Den Aufputz der Damen ironisiert der Autor doppelt vortrefflich, (S. 535): ».. beinahe wie Damen vom Theater, mit farbigen Seidenkleidern, aber aus sonderbar dünnfädigen Stoffen genäht, die unwillkürlich an Zeilenhonorar erinnern.«
Spannung kommt aus dem sich andeutenden finanziellen Niedergang: Nur ein Kassenkredit, die Theatermöbel täuschen Gediegenheit nur vor und mit Hilfe von Klackeuren wird ein voller Saal vorgespiegelt.
Das »Victoria« geht allmählich den Bach herunter: Ein Pleite-Gastspiel, Lieferungen nur noch gegen Barzahlung, selbst das Wechselgeld vom Buffet muss herhalten, windige Finanziers werden aufgesucht, Adolf junior verscherbelt das Familiensilber und der französische Chefkoch des Theaters sucht das Weite.
Dann ist die Pleite da, Flucht von Adolf und dem Buchhalter, das ganze Ausmaß des Schwindels wird aufgedeckt, der ganze Bau, Betrug durch Mitarbeiter, unbezahlte Tourneen, das potemkinsche Dorf hatte Metropolen-Maße, genau das wollte Kopenhagen ja so gerne sein.

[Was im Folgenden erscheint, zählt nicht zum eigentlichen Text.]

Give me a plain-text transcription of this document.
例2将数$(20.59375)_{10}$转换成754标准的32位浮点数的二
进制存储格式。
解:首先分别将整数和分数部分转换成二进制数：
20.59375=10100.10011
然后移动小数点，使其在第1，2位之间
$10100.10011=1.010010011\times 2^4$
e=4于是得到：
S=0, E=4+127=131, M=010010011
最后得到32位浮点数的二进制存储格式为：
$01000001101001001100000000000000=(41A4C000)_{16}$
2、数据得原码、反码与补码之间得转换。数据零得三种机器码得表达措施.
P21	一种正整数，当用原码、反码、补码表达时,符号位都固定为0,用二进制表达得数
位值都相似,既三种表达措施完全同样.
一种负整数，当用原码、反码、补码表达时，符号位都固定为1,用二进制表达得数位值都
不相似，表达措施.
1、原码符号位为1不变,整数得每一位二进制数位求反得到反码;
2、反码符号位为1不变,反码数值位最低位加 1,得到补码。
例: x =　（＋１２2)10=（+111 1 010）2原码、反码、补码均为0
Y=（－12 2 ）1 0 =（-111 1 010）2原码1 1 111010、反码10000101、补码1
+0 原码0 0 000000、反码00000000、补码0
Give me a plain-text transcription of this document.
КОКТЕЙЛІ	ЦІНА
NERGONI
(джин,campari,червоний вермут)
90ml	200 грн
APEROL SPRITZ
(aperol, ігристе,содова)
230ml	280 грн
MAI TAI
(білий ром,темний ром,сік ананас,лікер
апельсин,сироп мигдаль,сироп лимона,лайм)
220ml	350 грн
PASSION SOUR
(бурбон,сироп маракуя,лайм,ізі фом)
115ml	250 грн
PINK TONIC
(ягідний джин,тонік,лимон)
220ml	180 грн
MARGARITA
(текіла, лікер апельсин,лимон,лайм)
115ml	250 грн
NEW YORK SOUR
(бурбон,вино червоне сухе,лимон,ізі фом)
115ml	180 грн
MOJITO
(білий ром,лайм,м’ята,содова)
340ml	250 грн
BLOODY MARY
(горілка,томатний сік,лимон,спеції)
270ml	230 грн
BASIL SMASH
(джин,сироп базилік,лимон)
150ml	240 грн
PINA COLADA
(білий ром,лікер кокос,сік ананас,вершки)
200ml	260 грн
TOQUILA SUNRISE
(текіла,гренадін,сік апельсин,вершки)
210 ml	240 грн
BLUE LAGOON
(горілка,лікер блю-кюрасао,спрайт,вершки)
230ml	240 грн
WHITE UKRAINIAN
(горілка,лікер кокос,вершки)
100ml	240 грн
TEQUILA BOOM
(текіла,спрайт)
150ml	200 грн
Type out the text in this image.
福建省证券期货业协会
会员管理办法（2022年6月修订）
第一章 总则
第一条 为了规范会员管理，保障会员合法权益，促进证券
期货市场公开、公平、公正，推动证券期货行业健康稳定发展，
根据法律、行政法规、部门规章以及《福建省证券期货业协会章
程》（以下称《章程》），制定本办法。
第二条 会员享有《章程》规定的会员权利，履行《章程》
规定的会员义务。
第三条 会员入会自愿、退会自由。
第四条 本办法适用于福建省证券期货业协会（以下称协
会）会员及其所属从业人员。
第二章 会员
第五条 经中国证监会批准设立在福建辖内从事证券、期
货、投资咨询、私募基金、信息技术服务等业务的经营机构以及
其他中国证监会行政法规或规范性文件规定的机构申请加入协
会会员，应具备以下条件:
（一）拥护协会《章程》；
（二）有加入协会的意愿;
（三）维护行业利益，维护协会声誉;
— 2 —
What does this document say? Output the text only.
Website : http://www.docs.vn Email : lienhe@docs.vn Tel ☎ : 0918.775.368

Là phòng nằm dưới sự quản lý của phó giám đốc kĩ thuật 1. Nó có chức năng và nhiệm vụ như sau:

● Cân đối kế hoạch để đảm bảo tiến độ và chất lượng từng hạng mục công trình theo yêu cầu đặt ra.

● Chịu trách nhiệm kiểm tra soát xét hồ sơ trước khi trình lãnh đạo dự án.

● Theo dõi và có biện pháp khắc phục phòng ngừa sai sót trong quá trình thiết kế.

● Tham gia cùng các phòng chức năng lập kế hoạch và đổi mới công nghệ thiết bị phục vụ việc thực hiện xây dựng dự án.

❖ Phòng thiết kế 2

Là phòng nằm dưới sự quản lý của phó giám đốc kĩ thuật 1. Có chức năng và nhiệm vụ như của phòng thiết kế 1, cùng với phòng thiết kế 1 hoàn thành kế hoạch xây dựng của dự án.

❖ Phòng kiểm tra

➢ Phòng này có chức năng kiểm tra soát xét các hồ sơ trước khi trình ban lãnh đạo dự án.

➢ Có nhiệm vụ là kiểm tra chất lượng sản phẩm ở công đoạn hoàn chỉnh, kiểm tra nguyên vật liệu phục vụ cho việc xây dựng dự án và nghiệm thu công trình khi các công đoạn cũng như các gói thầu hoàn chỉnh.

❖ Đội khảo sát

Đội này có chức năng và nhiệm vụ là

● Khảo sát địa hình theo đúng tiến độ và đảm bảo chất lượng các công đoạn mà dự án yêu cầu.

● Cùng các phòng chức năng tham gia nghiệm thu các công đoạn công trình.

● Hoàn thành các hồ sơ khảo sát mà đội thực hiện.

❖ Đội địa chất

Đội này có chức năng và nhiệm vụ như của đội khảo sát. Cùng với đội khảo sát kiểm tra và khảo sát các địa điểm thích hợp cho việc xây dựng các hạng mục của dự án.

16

Es erfolgt die Betriebsübernahme durch die Bank. Die rührt die Pleite wenig, da die Stadt Kopenhagen gerade eine neue Millionen-Anleihe begeben will. Und was wird der Journalist und Ex-Theaterdirektor Berg nun machen? Antwort: Schreiben, denn nur Bücher haben ein Ende – ironische Anspielung auf Bangs eigene Existenz.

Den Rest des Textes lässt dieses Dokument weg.